Enumerate list of elements starting from the second element


I have this list

[['a', 'a', 'a', 'a'],
 ['b', 'b', 'b', 'b', 'b'],
 ['c', 'c', 'c', 'c', 'c']]

and I want to concatenate 2nd and 3rd elements in each row, starting from the second row, to make something like this:

[['a', 'a', 'a', 'a'],
 ['b', 'bb', 'b', 'b'],
 ['c', 'cc', 'c', 'c']]

It seems to work fine, when I do it to every row:

for index, item in enumerate(list_of_lines, start=0):
    list_of_lines[index][1:3] = [''.join(item[1:3])] 

but when I'm starting from the second row - I have "list index out of range" error:

for index, item in enumerate(list_of_lines, start=1):
    list_of_lines[index][1:3] = [''.join(item[1:3])] 

Solution

  • You can explicitly create an iterable with the iter() builtin, then call `next(iterable) to consume one item.
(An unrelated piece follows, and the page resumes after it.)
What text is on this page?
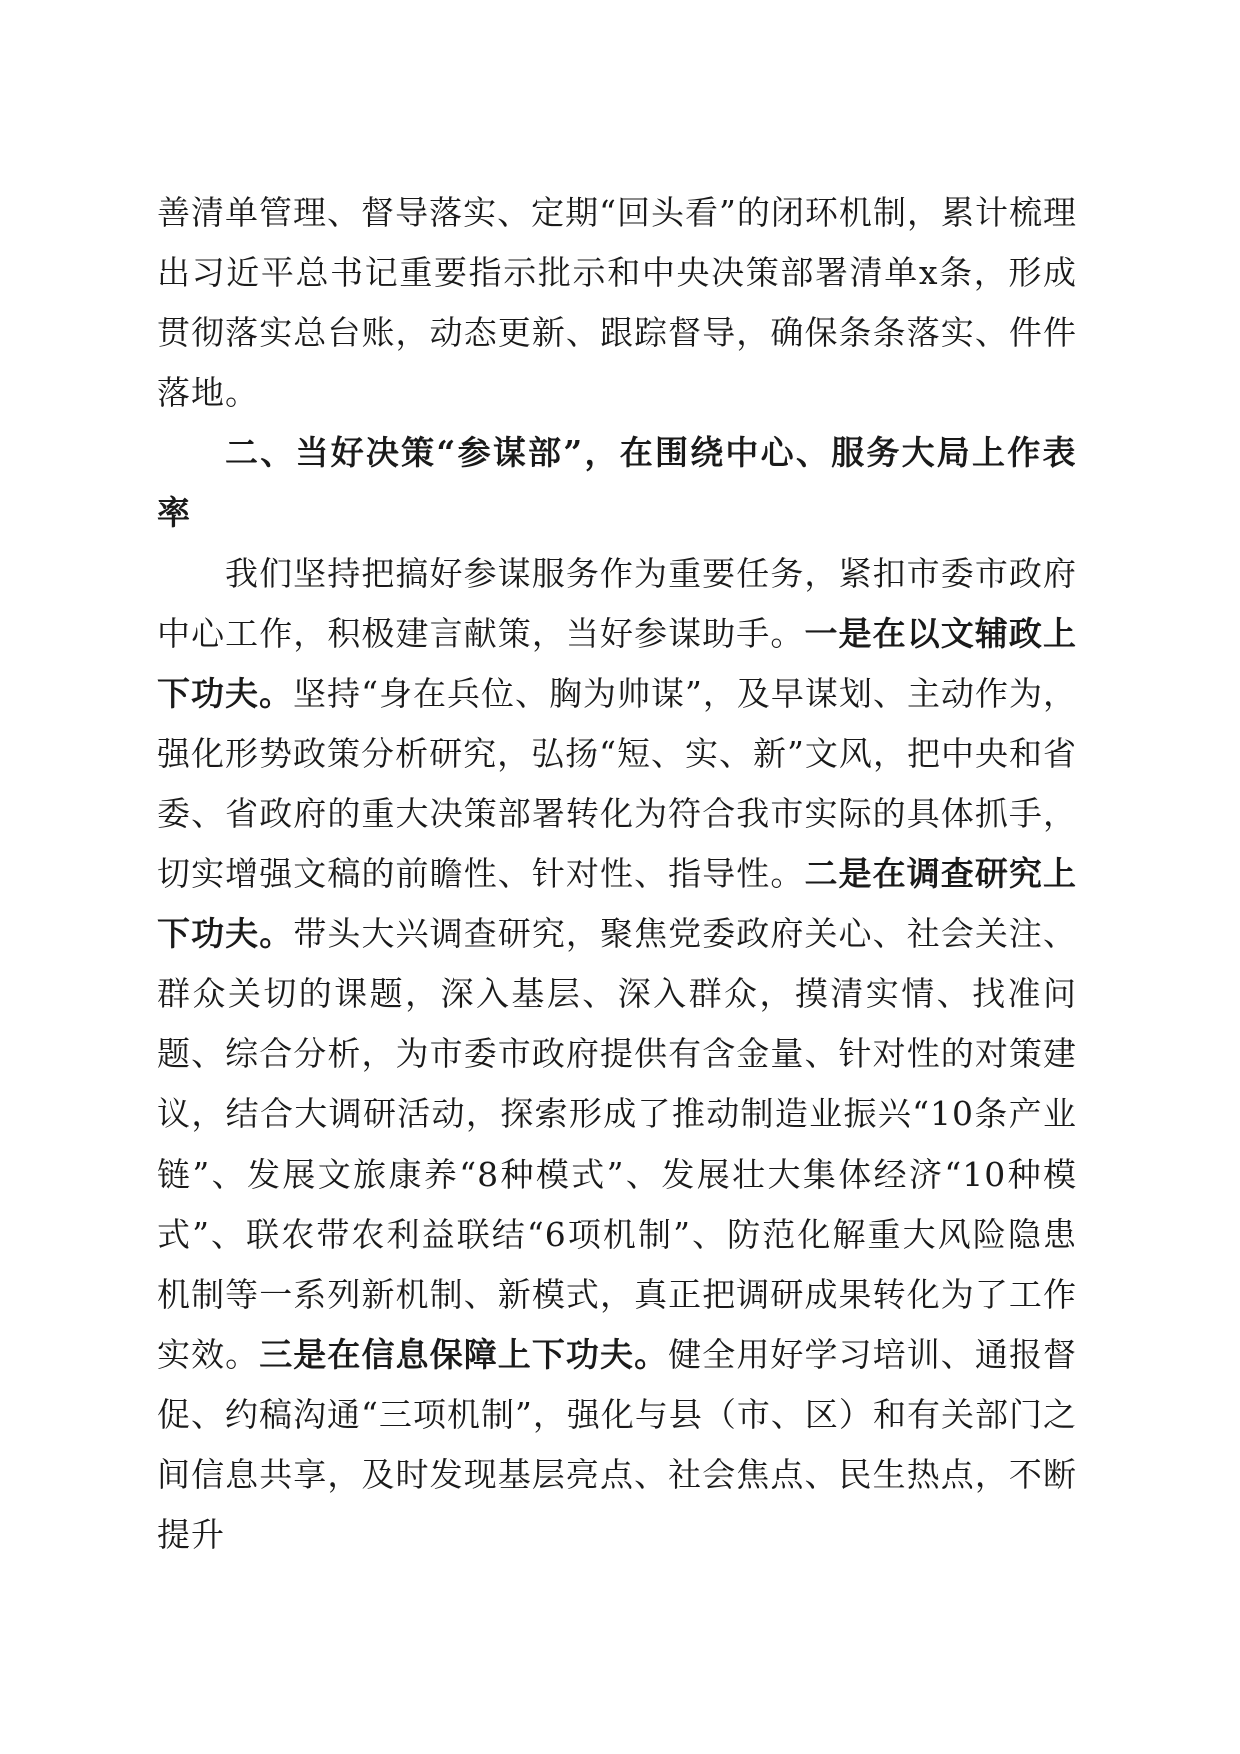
善清单管理、督导落实、定期“回头看”的闭环机制，累计梳理出习近平总书记重要指示批示和中央决策部署清单x条，形成贯彻落实总台账，动态更新、跟踪督导，确保条条落实、件件落地。

二、当好决策“参谋部”，在围绕中心、服务大局上作表率

我们坚持把搞好参谋服务作为重要任务，紧扣市委市政府中心工作，积极建言献策，当好参谋助手。一是在以文辅政上下功夫。坚持“身在兵位、胸为帅谋”，及早谋划、主动作为，强化形势政策分析研究，弘扬“短、实、新”文风，把中央和省委、省政府的重大决策部署转化为符合我市实际的具体抓手，切实增强文稿的前瞻性、针对性、指导性。二是在调查研究上下功夫。带头大兴调查研究，聚焦党委政府关心、社会关注、群众关切的课题，深入基层、深入群众，摸清实情、找准问题、综合分析，为市委市政府提供有含金量、针对性的对策建议，结合大调研活动，探索形成了推动制造业振兴“10条产业链”、发展文旅康养“8种模式”、发展壮大集体经济“10种模式”、联农带农利益联结“6项机制”、防范化解重大风险隐患机制等一系列新机制、新模式，真正把调研成果转化为了工作实效。三是在信息保障上下功夫。健全用好学习培训、通报督促、约稿沟通“三项机制”，强化与县（市、区）和有关部门之间信息共享，及时发现基层亮点、社会焦点、民生热点，不断提升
Final result is something like this:

    line_iter = iter(list_of_lines[:])
    # consume first item from iterable
    next(line_iter)
    for index, item in enumerate(line_iter, start=1):
        list_of_lines[index][1:3] = [''.join(item[1:3])]
    

    Note the slice on the first line, in general it's a bad idea to mutate the thing you're iterating over, so the slice just clones the list before constructing the iterator, so the original list_of_lines can be safely mutated.